Soon after the ruling, the Center for Reproductive Rights, which represented clinics and doctors in the case, announced plans to ask the Fifth Circuit Court of Appeals in New Orleans to put the ruling on hold pending an appeal to the Supreme Court.
Texas’s abortion law is considered by some to be one of the toughest in the nation. At issue are provisions concerning physicians’ admitting privileges in some abortion facilities as well as a requirement that clinics upgrade their facilities to meet hospital-like standards. Other provisions of the law have already gone into effect, and the ones in Tuesday’s ruling were at issue in recent challenges.

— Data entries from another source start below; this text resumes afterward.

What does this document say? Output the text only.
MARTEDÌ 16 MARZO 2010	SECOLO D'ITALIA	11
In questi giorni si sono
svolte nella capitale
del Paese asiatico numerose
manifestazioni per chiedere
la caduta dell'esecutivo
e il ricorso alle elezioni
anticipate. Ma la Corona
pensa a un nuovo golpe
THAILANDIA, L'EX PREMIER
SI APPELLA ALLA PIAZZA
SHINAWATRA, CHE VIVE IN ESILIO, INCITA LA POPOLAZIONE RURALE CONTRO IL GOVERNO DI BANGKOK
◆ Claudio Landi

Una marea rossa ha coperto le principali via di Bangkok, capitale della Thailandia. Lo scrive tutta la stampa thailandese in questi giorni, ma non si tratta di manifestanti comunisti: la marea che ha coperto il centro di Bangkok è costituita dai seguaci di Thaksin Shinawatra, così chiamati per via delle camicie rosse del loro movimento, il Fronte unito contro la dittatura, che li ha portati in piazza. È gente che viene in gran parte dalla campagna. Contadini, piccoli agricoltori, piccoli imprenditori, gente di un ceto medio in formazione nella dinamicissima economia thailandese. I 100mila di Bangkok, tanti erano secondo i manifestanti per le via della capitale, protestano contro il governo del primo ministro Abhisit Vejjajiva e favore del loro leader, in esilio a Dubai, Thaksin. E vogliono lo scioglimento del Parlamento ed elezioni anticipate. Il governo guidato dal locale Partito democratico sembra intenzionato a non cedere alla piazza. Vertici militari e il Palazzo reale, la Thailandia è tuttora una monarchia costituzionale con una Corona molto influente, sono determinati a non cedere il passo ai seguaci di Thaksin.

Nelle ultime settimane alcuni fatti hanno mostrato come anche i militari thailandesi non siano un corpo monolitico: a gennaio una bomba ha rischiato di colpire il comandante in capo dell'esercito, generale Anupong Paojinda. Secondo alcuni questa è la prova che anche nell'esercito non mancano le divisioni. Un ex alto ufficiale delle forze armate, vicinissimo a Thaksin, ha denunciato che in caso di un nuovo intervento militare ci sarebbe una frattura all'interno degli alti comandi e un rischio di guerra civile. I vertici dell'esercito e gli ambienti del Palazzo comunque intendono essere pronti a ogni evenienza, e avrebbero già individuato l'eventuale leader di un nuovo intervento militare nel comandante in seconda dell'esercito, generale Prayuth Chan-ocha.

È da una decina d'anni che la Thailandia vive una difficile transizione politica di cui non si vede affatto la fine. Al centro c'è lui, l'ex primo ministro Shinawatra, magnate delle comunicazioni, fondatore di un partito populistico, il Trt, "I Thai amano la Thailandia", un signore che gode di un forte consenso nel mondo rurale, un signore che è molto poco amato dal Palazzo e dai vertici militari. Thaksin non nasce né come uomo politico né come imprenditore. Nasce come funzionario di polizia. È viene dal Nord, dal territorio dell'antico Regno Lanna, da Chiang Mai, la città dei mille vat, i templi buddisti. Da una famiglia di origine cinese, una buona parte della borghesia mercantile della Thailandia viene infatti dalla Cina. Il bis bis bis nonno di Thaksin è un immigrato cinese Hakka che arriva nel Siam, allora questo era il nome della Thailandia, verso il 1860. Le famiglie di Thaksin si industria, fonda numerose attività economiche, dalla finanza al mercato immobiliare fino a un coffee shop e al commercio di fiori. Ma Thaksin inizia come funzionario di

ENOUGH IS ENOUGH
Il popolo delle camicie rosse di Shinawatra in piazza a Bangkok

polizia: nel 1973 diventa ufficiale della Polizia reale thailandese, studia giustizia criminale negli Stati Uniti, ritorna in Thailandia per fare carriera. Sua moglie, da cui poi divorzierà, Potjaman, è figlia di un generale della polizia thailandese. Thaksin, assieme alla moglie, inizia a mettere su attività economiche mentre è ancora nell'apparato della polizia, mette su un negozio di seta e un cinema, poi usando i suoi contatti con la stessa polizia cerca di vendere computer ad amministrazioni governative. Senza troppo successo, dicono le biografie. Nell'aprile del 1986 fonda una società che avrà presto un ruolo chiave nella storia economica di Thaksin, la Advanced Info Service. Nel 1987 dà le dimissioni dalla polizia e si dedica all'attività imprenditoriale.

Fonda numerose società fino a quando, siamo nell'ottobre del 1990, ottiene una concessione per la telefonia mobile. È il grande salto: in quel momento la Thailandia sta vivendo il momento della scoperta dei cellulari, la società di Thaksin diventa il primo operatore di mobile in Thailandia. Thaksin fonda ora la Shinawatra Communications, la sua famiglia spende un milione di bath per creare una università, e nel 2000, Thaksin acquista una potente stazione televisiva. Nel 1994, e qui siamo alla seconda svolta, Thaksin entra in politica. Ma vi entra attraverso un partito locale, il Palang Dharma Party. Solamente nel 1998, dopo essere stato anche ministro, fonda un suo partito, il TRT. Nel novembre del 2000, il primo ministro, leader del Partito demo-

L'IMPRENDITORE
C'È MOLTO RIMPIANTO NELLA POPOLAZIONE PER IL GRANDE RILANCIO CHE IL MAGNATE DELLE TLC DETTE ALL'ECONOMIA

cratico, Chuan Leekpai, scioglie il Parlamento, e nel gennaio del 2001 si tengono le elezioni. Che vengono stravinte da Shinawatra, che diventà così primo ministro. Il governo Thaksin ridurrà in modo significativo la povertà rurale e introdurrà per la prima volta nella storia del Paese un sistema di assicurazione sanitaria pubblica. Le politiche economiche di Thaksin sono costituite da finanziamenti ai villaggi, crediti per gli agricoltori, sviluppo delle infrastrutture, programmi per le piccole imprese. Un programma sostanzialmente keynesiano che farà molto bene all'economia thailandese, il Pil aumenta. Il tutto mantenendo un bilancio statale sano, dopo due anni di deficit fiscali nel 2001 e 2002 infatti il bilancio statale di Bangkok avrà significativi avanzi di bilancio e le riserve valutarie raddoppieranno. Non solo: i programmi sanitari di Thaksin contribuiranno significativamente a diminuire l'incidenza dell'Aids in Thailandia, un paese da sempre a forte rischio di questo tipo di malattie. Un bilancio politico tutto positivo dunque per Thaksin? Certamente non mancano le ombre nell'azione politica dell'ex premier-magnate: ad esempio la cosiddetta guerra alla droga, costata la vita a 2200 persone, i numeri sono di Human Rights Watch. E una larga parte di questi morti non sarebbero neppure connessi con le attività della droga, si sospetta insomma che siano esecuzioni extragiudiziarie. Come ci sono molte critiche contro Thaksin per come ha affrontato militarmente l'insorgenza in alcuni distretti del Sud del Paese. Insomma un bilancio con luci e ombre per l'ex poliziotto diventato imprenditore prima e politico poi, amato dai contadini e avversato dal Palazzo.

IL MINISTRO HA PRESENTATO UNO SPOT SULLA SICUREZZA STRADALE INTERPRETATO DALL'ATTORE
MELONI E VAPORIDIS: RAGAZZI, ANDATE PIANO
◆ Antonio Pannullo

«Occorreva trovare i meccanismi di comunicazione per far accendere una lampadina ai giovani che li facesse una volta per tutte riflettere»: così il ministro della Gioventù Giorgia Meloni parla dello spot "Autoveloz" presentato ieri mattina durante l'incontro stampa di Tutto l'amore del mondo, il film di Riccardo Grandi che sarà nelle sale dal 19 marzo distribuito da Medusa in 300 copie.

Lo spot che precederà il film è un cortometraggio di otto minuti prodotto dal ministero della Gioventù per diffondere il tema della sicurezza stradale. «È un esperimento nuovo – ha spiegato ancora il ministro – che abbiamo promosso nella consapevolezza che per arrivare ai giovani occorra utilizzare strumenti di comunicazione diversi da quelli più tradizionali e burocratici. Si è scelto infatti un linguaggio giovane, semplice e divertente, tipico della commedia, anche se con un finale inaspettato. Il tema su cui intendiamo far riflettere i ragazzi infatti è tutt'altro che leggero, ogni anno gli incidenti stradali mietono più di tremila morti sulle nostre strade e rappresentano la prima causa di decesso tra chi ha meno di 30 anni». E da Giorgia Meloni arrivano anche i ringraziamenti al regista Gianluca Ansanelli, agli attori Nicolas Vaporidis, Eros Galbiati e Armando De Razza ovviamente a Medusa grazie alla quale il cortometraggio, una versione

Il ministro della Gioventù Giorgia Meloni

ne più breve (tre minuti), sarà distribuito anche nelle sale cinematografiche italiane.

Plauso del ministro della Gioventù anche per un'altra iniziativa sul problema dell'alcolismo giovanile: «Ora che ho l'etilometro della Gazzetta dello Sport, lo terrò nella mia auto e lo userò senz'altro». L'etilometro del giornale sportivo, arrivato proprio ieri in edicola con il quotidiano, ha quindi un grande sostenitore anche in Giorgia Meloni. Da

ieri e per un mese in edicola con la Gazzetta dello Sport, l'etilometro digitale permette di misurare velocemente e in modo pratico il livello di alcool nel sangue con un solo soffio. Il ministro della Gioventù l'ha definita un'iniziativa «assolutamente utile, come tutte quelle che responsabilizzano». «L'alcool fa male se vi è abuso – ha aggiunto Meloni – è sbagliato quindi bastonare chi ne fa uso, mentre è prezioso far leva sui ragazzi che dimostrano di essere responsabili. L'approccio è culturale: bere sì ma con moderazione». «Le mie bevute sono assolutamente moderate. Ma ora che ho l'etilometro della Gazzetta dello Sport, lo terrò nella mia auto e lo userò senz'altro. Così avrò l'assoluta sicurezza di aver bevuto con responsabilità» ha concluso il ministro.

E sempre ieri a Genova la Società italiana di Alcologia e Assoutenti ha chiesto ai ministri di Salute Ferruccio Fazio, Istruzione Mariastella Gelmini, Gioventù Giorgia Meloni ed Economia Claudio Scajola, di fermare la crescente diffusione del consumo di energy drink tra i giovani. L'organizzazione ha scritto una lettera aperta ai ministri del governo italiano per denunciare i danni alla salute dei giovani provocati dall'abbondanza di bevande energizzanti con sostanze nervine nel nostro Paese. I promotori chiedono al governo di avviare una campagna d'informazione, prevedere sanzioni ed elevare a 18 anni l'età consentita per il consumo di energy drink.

The appeals court ruled that the law’s provisions may be applied throughout the state, save for exceptions in a facility in McAllen, which is significantly far enough away from other clinics that its closure might place a substantial obstacle in the path of women seeking an abortion.
The Center for Reproductive Rights believes the ruling won’t go into effect for 22 days barring an emergency action by a higher court.
Supporters of the law, which was enacted in 2013, say the provisions were passed to raise the standard and quality of care for women seeking abortions and to protect their health. But opponents claim the provisions are unnecessary and impose burdensome costs on clinics.
“Not since before Roe v. Wade has a law or court decision had the potential to devastate access to reproductive health care on such a sweeping scale,” Nancy Northup, the president and CEO of the Center of Reproductive Rights, said in a statement. “Once again, women across the state of Texas face the near total elimination of safe and legal options for ending a pregnancy and the denial of their constitutional rights.”
She added: “We now look to the justices to stop the sham laws that are shutting clinics down and placing countless women at risk of serious harm.”
But Texas Gov. Greg Abbott praised the ruling in a statement.
“I am pleased with the Fifth Circuit’s decision to uphold HB 2 and the State of Texas will continue to fight for higher-quality healthcare standards for women while protecting our most vulnerable: the unborn,” he said.
A district court struck down the provisions in 2014, but last October, the appeals court allowed them to take effect while the appeal process played out. The Supreme Court stepped in soon after and reinstated the district court ruling pending appeal.
In 2013, there were about 36 abortion clinics in the state. Before Tuesday’s decision, that number had dwindled to around 20.
The Supreme Court is currently considering whether to take up a similar case in Mississippi.
Brigitte Amiri, a senior staff attorney for the American Civil Liberties Union, believes the Supreme Court is “likely” to be interested in the Texas case because the issues raised touch upon precedent established in other abortion rulings.